E grazie a Dio che i beatniks non sono scomparsi. Ogni tanto i pensieri “‘altri’ rispetto alla pratica comune tornano ad esprimersi, trovano anime illuminate in cui incarnarsi e riproporre idee nate ormai più di quarant’anni fa. Nostalgia a go-go allora? Non proprio, direi.

Il collettivo che arriva finalmente con “Thank God For Beatniks” al debutto sulla lunga distanza, a nove anni dalla nascita della ragione sociale, un po’ oscura verrebbe da dire, di 3 Shades, nasconde in realtà  personaggi che percorrono le scene musicali mittel-europee già  da parecchi anni. Quattro le menti all’opera nel progetto, che nasce e si muove nel fertile terreno tedesco di Monaco e dintorni, musicisti all’opera in gruppi del calibro dei The Notwist, Lali Puna, Tied & Tickled Trio, Mrs. John Soda e altri, con attitudini e sensibilità  concrete, folk ed elettronica come matrici terrene e conosciute, proponendo bellissime operazioni di contaminazione che esplorano le possibilità  di genere, senza perdersi in una sperimentazione fine a se stessa. Uniti ora in un “‘supergruppo’ che prende in parte le distanze dai lavori delle band di appartenenza per abbracciare una ricerca tutt’altro che intellettualistica. Suoni spartani e disadorni ma in buona parte acustici e caldi, suonati e non elaborati, sublime strumento attraverso cui prendono forma storie e suggestioni di presa immediata.
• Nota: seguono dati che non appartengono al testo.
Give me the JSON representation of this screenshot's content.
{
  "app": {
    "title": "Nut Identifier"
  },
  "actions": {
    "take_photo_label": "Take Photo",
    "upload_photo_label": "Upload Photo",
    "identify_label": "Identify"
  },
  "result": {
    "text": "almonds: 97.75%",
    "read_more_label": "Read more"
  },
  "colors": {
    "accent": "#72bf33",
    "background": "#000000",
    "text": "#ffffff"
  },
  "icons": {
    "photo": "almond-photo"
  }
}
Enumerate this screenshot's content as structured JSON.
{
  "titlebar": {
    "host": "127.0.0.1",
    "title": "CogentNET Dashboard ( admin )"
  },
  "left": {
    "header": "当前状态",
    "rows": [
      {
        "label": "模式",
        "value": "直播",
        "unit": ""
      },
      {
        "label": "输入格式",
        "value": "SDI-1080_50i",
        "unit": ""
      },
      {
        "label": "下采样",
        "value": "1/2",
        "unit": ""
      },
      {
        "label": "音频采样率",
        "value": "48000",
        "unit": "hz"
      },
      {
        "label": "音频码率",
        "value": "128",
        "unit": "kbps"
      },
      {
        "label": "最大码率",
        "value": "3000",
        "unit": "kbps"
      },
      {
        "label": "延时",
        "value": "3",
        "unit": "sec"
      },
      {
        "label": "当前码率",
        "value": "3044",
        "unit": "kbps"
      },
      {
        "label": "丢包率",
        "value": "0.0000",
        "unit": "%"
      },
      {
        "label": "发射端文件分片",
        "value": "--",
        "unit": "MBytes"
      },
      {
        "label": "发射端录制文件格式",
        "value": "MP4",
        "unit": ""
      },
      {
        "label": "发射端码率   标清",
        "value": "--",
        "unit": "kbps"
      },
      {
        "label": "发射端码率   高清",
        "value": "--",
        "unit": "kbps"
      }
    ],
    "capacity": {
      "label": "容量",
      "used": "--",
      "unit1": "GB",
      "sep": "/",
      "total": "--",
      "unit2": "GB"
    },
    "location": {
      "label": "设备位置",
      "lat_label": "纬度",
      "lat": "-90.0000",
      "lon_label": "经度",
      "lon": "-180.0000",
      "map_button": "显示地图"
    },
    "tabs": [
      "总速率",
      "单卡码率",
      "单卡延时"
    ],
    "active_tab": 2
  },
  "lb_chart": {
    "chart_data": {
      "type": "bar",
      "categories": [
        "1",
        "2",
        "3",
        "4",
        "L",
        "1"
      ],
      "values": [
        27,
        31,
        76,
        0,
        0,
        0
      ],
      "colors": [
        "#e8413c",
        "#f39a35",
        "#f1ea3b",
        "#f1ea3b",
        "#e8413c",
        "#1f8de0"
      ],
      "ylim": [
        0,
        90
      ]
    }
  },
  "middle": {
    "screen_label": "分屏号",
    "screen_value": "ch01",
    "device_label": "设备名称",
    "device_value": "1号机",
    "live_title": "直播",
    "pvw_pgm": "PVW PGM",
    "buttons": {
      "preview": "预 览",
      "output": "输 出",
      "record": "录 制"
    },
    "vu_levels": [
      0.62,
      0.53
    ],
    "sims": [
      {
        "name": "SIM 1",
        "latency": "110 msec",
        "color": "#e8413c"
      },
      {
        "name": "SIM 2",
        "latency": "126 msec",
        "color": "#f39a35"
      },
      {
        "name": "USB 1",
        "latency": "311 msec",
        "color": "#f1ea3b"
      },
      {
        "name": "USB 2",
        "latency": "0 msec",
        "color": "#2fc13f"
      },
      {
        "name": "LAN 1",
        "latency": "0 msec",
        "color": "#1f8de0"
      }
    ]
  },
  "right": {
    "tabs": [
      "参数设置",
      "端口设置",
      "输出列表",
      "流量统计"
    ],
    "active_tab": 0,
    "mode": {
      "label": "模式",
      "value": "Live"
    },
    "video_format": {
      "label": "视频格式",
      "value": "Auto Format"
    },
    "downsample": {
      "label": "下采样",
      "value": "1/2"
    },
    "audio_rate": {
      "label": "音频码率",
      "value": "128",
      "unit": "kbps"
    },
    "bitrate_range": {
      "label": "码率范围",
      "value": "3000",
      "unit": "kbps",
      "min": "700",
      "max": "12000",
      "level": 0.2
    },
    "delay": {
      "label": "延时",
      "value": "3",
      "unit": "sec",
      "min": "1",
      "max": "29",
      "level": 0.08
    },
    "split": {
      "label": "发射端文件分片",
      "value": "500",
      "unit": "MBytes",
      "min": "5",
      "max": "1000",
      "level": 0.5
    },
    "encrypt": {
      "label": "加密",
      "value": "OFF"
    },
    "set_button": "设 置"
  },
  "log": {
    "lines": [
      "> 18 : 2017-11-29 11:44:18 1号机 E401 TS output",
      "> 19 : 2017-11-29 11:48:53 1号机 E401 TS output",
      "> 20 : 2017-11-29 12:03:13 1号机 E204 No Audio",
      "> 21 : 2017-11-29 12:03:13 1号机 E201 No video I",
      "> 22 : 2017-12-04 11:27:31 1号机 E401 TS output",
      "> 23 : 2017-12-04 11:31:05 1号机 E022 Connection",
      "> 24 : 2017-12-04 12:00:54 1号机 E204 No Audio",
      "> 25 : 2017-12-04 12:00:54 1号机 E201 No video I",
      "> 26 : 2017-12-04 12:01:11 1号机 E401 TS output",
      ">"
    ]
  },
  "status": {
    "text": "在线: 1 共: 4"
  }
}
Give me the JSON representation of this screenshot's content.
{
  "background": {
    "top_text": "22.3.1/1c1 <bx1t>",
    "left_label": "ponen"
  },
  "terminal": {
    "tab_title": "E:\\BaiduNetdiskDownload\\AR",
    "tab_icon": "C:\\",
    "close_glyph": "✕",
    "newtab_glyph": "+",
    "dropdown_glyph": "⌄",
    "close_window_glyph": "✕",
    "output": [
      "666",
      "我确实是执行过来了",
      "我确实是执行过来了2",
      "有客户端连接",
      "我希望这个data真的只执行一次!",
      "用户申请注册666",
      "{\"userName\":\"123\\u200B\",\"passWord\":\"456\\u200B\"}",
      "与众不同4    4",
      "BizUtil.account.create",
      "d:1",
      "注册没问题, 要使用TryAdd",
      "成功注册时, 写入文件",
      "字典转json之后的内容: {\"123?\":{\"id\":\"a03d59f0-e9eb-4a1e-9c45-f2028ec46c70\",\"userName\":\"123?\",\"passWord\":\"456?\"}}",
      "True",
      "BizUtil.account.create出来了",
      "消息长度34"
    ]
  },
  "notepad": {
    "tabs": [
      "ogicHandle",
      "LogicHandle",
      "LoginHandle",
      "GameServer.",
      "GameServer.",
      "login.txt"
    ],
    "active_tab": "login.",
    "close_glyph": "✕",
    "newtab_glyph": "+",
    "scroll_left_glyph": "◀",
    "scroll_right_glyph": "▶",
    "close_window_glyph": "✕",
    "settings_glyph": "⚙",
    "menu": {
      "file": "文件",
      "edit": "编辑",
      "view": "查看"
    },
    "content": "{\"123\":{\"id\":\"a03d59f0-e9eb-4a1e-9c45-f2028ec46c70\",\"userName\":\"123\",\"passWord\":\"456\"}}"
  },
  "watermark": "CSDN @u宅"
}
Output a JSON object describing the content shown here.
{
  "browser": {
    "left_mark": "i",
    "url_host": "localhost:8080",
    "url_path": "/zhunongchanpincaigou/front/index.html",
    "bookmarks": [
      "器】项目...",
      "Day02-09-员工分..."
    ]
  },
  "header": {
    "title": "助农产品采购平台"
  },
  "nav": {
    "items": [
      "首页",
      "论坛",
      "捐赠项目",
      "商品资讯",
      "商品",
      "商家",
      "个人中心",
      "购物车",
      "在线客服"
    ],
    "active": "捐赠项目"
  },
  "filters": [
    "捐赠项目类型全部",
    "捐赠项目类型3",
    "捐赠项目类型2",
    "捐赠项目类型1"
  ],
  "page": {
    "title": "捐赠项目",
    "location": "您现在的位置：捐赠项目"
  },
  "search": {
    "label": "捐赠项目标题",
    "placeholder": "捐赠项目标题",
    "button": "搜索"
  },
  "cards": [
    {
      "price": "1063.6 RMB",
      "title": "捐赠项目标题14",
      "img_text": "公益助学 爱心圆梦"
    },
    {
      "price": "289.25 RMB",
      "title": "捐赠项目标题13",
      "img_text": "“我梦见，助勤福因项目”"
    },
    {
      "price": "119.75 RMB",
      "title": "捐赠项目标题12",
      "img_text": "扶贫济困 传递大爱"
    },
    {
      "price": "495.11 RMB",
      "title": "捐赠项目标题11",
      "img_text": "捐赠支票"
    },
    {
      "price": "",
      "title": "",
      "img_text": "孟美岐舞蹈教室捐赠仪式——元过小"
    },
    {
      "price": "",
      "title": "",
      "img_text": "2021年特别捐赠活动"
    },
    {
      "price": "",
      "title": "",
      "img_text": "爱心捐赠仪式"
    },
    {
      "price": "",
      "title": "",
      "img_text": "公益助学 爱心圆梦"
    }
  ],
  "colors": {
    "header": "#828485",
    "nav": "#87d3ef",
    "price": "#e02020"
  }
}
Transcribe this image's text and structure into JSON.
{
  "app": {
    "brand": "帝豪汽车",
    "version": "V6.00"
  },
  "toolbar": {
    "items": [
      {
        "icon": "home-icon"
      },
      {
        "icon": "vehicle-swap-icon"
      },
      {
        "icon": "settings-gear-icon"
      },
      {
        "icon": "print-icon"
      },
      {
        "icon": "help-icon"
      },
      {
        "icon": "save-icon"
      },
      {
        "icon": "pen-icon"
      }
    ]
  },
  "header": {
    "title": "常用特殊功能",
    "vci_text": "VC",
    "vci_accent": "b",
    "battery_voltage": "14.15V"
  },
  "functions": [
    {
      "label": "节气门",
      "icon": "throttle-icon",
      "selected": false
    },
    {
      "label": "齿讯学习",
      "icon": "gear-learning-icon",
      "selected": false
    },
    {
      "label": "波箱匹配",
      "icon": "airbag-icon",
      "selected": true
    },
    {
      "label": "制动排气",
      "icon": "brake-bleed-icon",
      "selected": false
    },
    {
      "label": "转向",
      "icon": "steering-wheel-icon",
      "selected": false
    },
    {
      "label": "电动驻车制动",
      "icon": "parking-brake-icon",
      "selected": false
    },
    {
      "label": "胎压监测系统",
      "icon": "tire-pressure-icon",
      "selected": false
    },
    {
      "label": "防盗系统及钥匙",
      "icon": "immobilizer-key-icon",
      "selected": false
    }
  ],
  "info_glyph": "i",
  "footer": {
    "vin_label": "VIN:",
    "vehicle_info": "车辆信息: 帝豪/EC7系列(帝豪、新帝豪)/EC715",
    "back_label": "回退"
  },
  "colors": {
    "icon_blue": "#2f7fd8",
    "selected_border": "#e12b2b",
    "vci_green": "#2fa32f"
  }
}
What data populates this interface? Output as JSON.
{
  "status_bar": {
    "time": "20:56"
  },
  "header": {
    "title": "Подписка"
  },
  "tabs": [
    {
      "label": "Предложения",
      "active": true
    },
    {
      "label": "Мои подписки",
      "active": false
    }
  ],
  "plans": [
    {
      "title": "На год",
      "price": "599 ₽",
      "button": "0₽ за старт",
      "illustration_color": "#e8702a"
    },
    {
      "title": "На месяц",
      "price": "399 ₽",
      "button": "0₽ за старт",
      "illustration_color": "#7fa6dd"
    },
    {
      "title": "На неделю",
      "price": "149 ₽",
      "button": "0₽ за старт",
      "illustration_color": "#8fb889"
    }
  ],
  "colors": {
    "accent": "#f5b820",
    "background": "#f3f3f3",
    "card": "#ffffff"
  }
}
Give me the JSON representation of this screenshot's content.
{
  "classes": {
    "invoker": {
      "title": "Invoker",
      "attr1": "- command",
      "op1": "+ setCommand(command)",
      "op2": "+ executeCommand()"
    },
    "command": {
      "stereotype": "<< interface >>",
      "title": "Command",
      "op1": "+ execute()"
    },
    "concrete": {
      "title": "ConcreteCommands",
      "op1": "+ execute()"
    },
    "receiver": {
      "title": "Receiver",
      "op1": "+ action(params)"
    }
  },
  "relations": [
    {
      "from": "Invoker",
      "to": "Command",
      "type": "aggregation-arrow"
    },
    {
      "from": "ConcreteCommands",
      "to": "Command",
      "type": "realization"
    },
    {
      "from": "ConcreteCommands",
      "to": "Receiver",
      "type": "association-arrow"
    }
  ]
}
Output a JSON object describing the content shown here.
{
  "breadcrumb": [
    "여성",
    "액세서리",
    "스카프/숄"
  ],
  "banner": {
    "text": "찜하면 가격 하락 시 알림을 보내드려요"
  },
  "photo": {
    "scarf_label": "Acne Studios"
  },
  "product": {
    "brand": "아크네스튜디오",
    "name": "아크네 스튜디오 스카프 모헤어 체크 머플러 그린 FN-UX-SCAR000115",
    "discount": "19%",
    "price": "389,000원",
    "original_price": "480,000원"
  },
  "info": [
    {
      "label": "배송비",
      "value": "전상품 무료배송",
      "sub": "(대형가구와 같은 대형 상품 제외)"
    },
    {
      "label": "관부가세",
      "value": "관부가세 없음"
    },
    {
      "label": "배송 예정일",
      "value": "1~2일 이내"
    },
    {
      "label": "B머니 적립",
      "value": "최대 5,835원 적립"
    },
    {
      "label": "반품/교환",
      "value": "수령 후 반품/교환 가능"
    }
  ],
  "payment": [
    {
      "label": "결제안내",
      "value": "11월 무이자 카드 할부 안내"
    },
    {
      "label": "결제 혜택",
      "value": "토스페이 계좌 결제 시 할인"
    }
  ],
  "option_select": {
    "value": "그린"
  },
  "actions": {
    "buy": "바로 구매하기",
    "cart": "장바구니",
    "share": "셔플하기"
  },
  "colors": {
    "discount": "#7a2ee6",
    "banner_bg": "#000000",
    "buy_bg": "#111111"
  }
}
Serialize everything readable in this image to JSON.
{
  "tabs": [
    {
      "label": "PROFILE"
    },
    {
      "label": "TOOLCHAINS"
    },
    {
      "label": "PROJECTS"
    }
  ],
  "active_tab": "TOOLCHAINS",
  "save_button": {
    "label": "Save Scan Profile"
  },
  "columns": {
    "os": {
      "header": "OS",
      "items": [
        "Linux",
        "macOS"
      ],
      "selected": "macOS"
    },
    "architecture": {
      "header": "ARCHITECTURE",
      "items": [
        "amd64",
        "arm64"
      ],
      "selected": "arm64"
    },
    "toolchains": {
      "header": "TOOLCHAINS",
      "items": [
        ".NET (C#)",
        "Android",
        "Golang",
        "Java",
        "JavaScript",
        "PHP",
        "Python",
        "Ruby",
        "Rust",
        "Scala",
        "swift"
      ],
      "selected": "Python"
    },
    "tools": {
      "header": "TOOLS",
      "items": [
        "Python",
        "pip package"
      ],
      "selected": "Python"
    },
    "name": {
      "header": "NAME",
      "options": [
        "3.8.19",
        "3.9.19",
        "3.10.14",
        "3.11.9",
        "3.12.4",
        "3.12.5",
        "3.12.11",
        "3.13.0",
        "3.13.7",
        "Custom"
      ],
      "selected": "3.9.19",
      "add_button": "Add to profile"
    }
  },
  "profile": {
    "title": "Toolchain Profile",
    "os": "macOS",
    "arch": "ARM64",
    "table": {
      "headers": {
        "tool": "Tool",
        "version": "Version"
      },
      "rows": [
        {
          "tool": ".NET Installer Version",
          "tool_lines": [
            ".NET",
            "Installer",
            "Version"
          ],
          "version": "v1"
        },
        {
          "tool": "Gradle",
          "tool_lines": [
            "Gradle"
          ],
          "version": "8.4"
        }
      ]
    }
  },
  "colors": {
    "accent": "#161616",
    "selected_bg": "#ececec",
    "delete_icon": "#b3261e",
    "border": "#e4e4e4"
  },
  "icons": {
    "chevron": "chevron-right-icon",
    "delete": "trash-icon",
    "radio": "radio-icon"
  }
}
La scommessa questa volta era di lavorare sui confini, sul filo che dai suoni acustici del folk e di una elettronica minimale e defilata si spinge verso territori che con il jazz spartiscono la propensione a muoversi senza seguire schemi predefiniti, ricamando melodie e paesaggi sonori dove la libertà  di improvvisazione sembra la chiave e lo sbocco per le sette composizioni proposte. A questa attitudine free e open-mind, si unisce l’eredità  di un certo reading anni sessanta, contestualizzato in situazioni hip-hop e di poesia urbana.
Due in particolare le perle del disco. La prima si chiama “El Topo”, dichiarato omaggio all’omonimo western di Jodorowsky, anno 1970, dove suggestioni desertiche e messicane prendono le forme di una ballata waitsiana, con una chitarra che piange torturata da un emulo di Marc Ribot, fermata solo da un coro di ottoni mesto e cacofonico. L’altra è la title-track, “Thank God For Beatniks”, che possiede la straordinaria leggerezza delle migliori composizioni di certi Yo La Tengo, fluida ed impalpabile, distesa e rarefatta, con liriche basate su un testo di Bob Kaufman, poeta e musicista della beat-generation.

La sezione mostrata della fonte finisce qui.